Not really war-related:
Israel Supreme Court strikes down judicial reformsI don't have an English opinion from the Supreme Court of Israel, so I've been trying to theorize how the court came to its conclusion given how few entrenchment clauses and supermajority requirements the Basic Laws of Israel have. The best I've got is some nebulous interpretation of the Declaration of the Establishment of the State of Israel
[1] (technically not part of the Basic Laws corpus) that gives rise to rights that "shall be upheld in the spirit of the principles set forth in" said declaration, per the Basic Law: Human Dignity and Liberty §1, and are thus protected from amendments that aren't "befitting the values of the State of Israel, enacted for a proper purpose, and to an extent no greater than is required" as per §8 of the same Basic Law.
It's a massive stretch as to how this makes an amendment that prohibits the "reasonableness" standard unconstitutional (on its face at least), given that the Basic Law: The Judiciary mentions only protection from emergency regulations.

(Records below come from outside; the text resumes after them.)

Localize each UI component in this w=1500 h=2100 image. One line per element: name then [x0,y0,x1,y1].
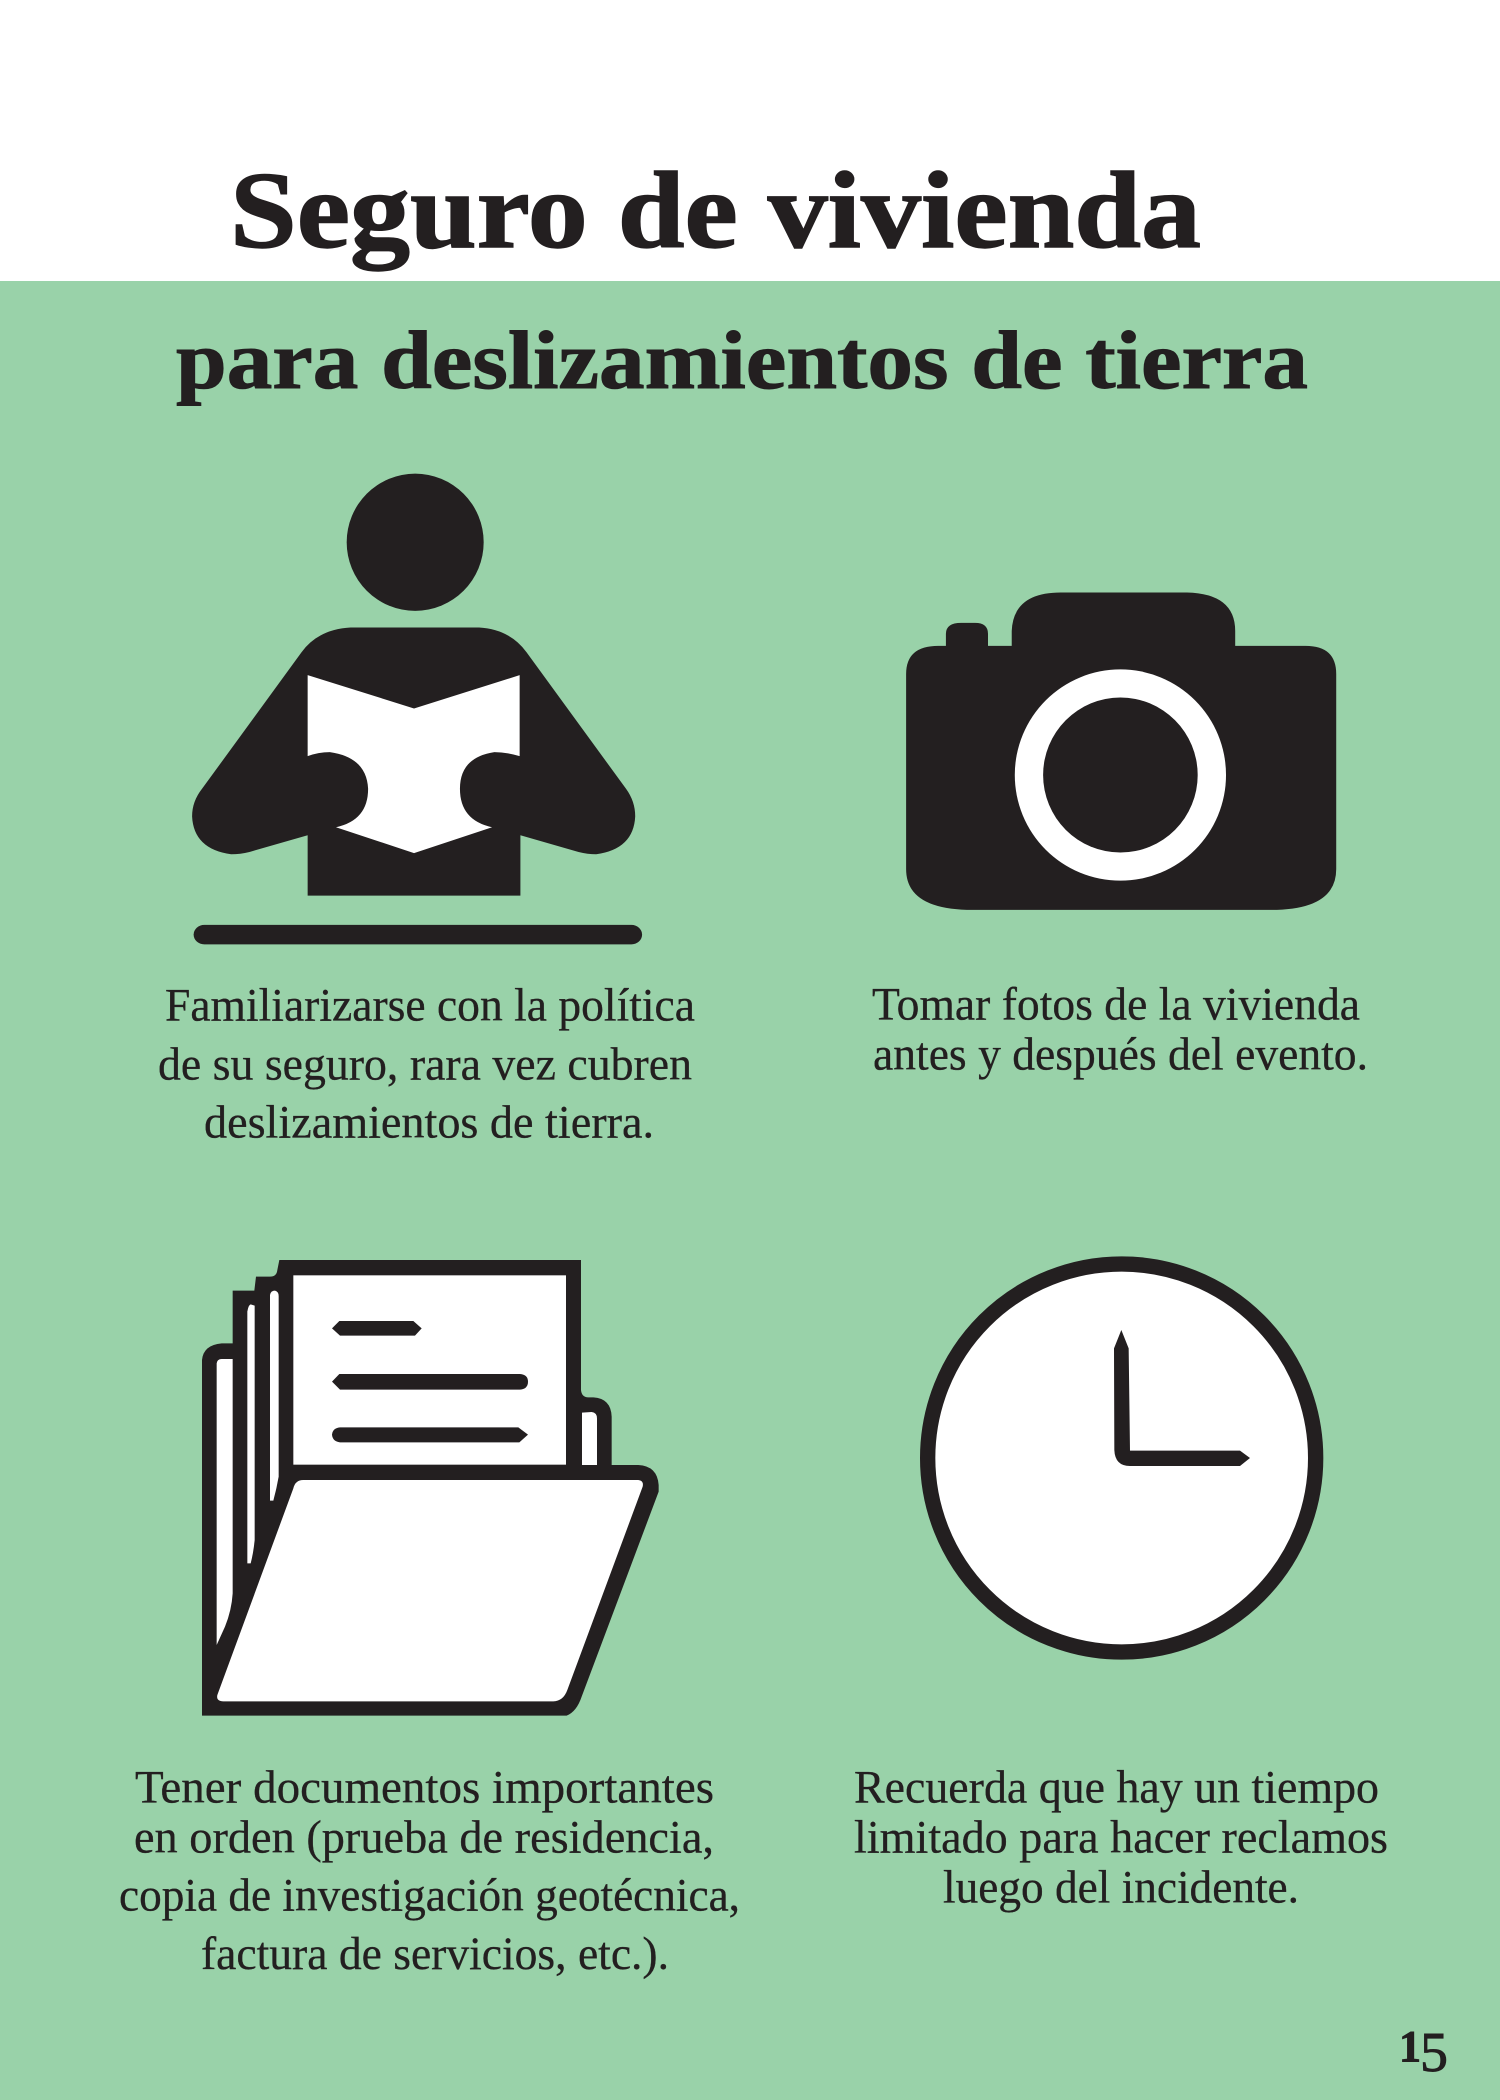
panel: documents in order [119,1260,740,1980]
text: limited time for claims [854,1762,1388,1914]
text: read your policy: de su seguro, rara vez cubren [158,1038,692,1090]
text: documents in order: copia de investigación geotécnica, [119,1870,740,1922]
text: limited time for claims: luego del incidente. [943,1862,1299,1914]
title: Seguro de vivienda [230,150,1201,271]
panel: read your policy [158,474,695,1148]
subtitle: para deslizamientos de tierra [176,314,1308,406]
text: documents in order: factura de servicios, etc.). [201,1928,669,1980]
icon: clock [928,1264,1316,1652]
text: take photos [872,978,1368,1080]
text: read your policy: Familiarizarse con la política [165,980,695,1032]
page number: 1 [1399,2022,1421,2071]
text: limited time for claims: limitado para hacer reclamos [854,1812,1388,1864]
icon: camera [906,592,1336,910]
text: read your policy [158,980,695,1148]
panel: limited time for claims [854,1264,1388,1914]
panel: take photos [872,592,1368,1080]
icon: person reading a book [192,474,642,944]
text: documents in order: en orden (prueba de residencia, [134,1812,714,1864]
icon: open folder with documents [202,1260,659,1716]
text: take photos: Tomar fotos de la vivienda [872,978,1360,1030]
text: read your policy: deslizamientos de tierra. [204,1096,654,1148]
text: documents in order [119,1762,740,1980]
page number: 5 [1420,2022,1448,2084]
text: documents in order: Tener documentos importantes [135,1762,714,1814]
text: take photos: antes y después del evento. [873,1028,1368,1080]
text: limited time for claims: Recuerda que hay un tiempo [854,1762,1379,1814]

[1] Excerpt: "THE STATE OF ISRAEL will be open for Jewish immigration and for the Ingathering of the Exiles; it will foster the development of the country for the benefit of all its inhabitants; it will be based on freedom, justice and peace as envisaged by the prophets of Israel; it will ensure complete equality of social and political rights to all its inhabitants irrespective of religion, race or sex; it will guarantee freedom of religion, conscience, language, education and culture; it will safeguard the Holy Places of all religions; and it will be faithful to the principles of the Charter of the United Nations."